Undelivered notifications for OpenClaw's heartbeat to surface, then mark read.
AI agents call pending_notifications to retrieve information from surveyHelper without modifying anything — typically the context-gathering step in research, monitoring, and reporting workflows, before the agent takes action elsewhere.
This tool retrieves notification data and performs a reversible read-status update. It is a pure read operation with a minor state mutation (marking as read). The scope is limited to notification metadata on a local machine (per server description), posing minimal risk if misused by an AI agent.
From the tool's definition Tool description states it surfaces undelivered notifications and marks them read. The verb 'surface' indicates retrieval/querying of existing notifications, and 'mark read' is a metadata state change (not destructive deletion).
Attacks that exploit this kind of access
Undelivered notifications for OpenClaw's heartbeat to surface, then mark read. It is categorised as a Read tool in the surveyHelper MCP Server, which means it retrieves data without modifying state.
Register the surveyHelper MCP server in PolicyLayer and add a rule for pending_notifications: allow, deny, rate-limit, or require approval. Point your MCP client at the PolicyLayer proxy URL and the rule is enforced on every call, before it reaches surveyHelper. Nothing to install.
pending_notifications is a Read tool with low risk. Read-only tools are generally safe to allow by default.
Yes. Add a rate_limit block to the pending_notifications rule in your PolicyLayer policy. For example, setting max: 10 and window: 60 limits the tool to 10 calls per minute. Rate limits are tracked per agent session and reset automatically.

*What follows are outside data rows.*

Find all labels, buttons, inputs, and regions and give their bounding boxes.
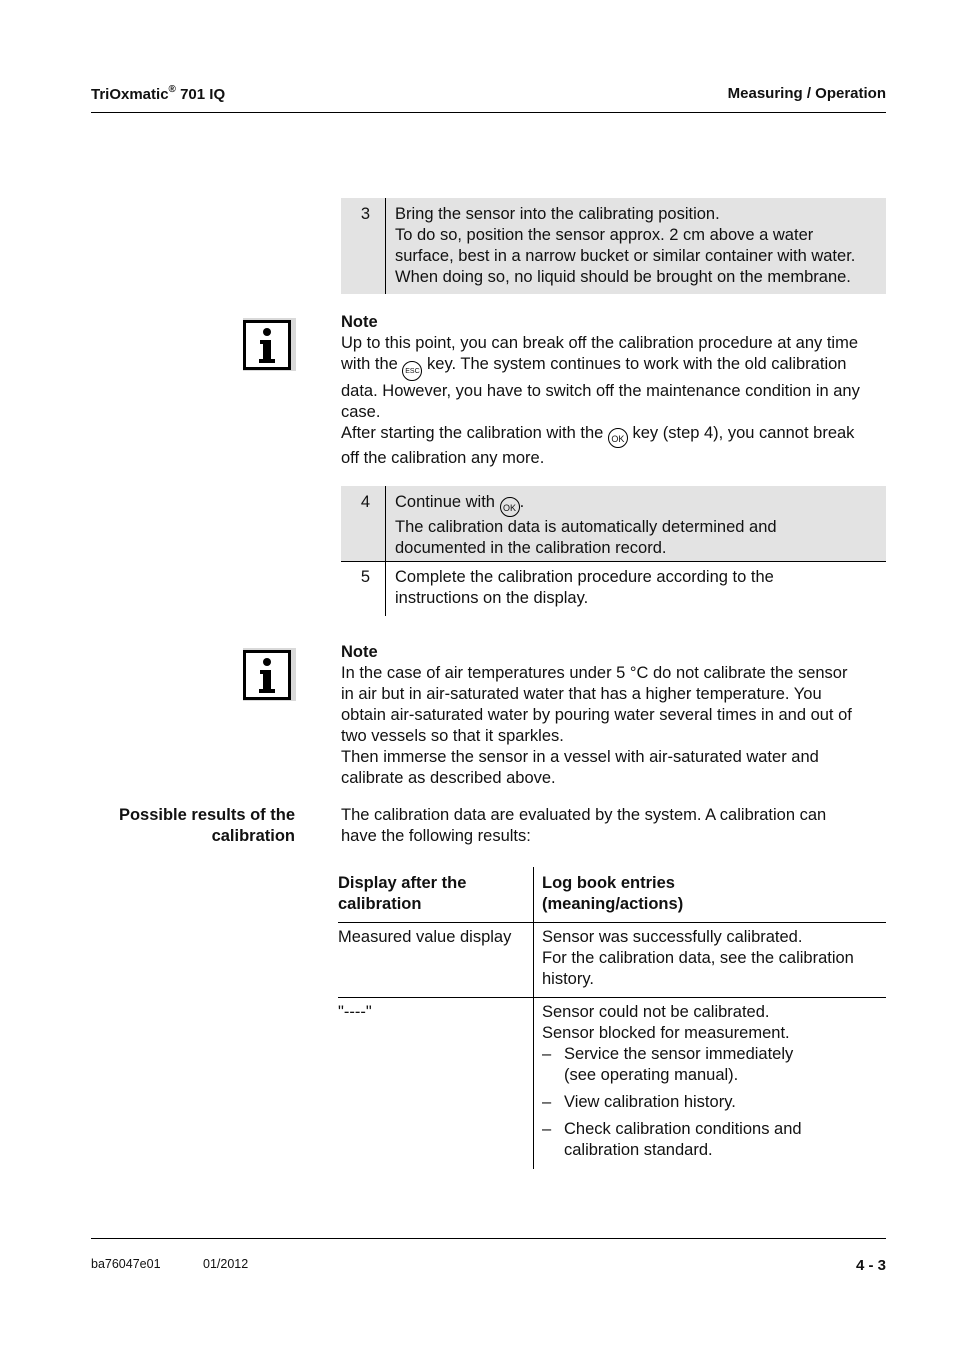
- results-table: [338, 867, 886, 1169]
- header-product: TriOxmatic® 701 IQ: [91, 84, 226, 103]
- logbook-cell: Sensor could not be calibrated. Sensor blocked for measurement. – Service the sensor immediately (see operating manual). – View calibration history. – Check calibration conditions and calibration standard.: [534, 998, 886, 1169]
- footer-rule: [91, 1238, 886, 1239]
- table-header-row: [338, 867, 886, 922]
- esc-key-icon: ESC: [402, 361, 422, 381]
- list-item: – Check calibration conditions and calibration standard.: [542, 1120, 802, 1159]
- info-icon: [243, 648, 296, 701]
- step-4-row: [341, 486, 886, 561]
- col-header-display: Display after the calibration: [338, 867, 534, 922]
- step-number: 4: [341, 486, 386, 561]
- display-cell: "----": [338, 998, 534, 1169]
- note-title: Note: [341, 643, 378, 661]
- footer-doc-id: ba76047e01: [91, 1257, 161, 1271]
- note-2: Note In the case of air temperatures under 5 °C do not calibrate the sensor in air but in air-saturated water that has a higher temperature. You obtain air-saturated water by pouring water several times in and out of two vessels so that it sparkles. Then immerse the sensor in a vessel with air-saturated water and calibrate as described above.: [341, 642, 891, 789]
- footer-date: 01/2012: [203, 1257, 249, 1271]
- ok-key-icon: OK: [608, 428, 628, 448]
- info-icon: [243, 318, 296, 371]
- page-number: 4 - 3: [855, 1257, 886, 1274]
- header-section: Measuring / Operation: [727, 85, 886, 102]
- step-3-row: [341, 198, 886, 294]
- side-heading-results: Possible results of the calibration: [118, 806, 295, 845]
- note-1: Note Up to this point, you can break off the calibration procedure at any time with the ESC key. The system continues to work with the old calibration data. However, you have to switch off the maintenance condition in any case. After starting the calibration with the OK key (step 4), you cannot break off the calibration any more.: [341, 312, 891, 469]
- table-row: [338, 998, 886, 1169]
- step-number: 5: [341, 562, 386, 616]
- list-item: – Service the sensor immediately (see operating manual).: [542, 1045, 794, 1084]
- logbook-cell: Sensor was successfully calibrated. For the calibration data, see the calibration history.: [542, 928, 854, 988]
- col-header-logbook: Log book entries (meaning/actions): [542, 874, 684, 913]
- step-5-row: [341, 562, 886, 616]
- step-number: 3: [341, 198, 386, 294]
- step-text: Continue with OK . The calibration data is automatically determined and documented in the calibration record.: [395, 493, 777, 557]
- ok-key-icon: OK: [500, 497, 520, 517]
- list-item: – View calibration history.: [542, 1093, 736, 1111]
- table-row: [338, 923, 886, 997]
- header-rule: [91, 112, 886, 113]
- step-text: Complete the calibration procedure according to the instructions on the display.: [395, 568, 774, 607]
- display-cell: Measured value display: [338, 923, 534, 997]
- step-text: Bring the sensor into the calibrating position. To do so, position the sensor approx. 2 cm above a water surface, best in a narrow bucket or similar container with water. When doing so, no liquid should be brought on the membrane.: [395, 205, 856, 286]
- note-title: Note: [341, 313, 378, 331]
- results-intro: The calibration data are evaluated by the system. A calibration can have the following results:: [341, 806, 827, 845]
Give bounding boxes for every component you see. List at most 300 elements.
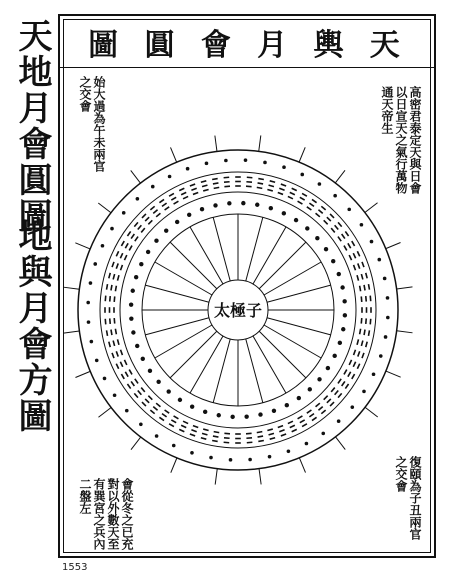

Set action: deny in the PolicyLayer policy for pending_notifications. The AI agent will receive a policy violation error and cannot call the tool. You can also include a reason field to explain why the tool is blocked.
pending_notifications is provided by the surveyHelper MCP server (rich7420/surveyhelper). PolicyLayer sits as a proxy in front of this server to enforce policies before tool calls reach the server.
Every MCP server has a record like this.
Type a name, get the same breakdown: verified identity, auth posture, risk grade, capabilities, recommended policy.